5 big banks plead guilty to currency manipulation

Five major banks have agreed to plead guilty to charges of conspiring to manipulate the exchange rate of U.S. dollars and euros, the Justice Department announced Wednesday.

Citicorp, JPMorgan Chase & Co., Barclays, the Royal Bank of Scotland and UBS AG have agreed to pay fines totaling $2.7 billion.

In addition, the banks will pay another $1.6 billion in fines imposed by the Federal Reserve. The Justice Department also fined Bank of America $200 million for engaging in “unsound practices” related to the trading. Barclays also will pay $1.3 billion in fines to the New York State Department of Financial Services, the U.S. Commodity Futures Trading Commission and the UK’s Financial Conduct Authority, Reuters reported.

Altogether, the financial institutions will pay about $5.7 billion to settle the charges.

“The charged conspiracy fixed the U.S. dollar-euro exchange rate, affecting currencies that are at the heart of international commerce and undermining the integrity and the competitiveness of foreign currency exchange markets which account for hundreds of billions of dollars worth of transactions every day,” said Assistant Attorney General Bill Baer of the Justice Department’s Antitrust Division.
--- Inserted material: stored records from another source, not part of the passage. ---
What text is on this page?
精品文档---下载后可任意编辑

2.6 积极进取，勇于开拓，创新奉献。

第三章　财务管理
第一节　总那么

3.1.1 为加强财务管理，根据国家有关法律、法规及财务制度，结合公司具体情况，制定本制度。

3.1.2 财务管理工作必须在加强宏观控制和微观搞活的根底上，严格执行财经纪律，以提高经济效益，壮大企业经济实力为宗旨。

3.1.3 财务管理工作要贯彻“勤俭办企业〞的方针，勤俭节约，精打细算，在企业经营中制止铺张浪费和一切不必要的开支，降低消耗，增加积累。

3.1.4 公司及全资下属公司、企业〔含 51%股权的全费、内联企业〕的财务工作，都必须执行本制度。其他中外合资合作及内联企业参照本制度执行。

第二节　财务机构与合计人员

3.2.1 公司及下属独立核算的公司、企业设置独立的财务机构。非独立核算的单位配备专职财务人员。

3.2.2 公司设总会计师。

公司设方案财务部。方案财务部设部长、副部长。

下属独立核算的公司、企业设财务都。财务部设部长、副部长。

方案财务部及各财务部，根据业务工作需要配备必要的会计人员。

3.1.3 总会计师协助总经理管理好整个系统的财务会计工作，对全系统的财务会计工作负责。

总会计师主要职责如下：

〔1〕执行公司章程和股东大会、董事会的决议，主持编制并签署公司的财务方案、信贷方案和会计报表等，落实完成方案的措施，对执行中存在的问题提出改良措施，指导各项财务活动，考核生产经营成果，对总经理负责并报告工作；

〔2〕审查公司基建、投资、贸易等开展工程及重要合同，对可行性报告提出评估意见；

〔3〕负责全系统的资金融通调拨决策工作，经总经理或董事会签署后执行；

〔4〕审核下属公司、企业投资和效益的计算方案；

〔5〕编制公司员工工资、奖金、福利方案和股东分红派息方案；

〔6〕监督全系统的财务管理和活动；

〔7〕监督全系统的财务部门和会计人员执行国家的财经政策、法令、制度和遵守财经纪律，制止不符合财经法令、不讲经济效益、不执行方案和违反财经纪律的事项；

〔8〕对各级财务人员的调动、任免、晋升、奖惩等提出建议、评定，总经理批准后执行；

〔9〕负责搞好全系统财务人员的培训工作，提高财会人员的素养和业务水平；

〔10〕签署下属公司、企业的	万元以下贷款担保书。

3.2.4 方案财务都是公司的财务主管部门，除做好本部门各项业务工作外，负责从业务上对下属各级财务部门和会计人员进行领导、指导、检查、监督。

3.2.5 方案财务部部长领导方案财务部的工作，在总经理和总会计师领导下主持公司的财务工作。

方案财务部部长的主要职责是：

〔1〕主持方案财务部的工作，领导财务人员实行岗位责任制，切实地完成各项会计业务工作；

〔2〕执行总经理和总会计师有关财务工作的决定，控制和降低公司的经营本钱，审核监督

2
The conspiracy ran from December 2007-January 2013, according to plea agreements. Traders at Citicorp, JPMorgan, Barclays and the Royal Bank of Scotland manipulated benchmark exchange rates, coordinating their actions through an electronic chat room using coded language. They coordinated their currency trading to affect the daily benchmark rates set by the European Central Bank and World Market/Reuters, using tactics such as agreeing to withhold bids or offers for currency.

“By agreeing not to buy or sell at certain times, the traders protected each other’s trading positions by withholding supply of or demand for currency and suppressing competition in the [foreign exchange] market,” the Justice Department said.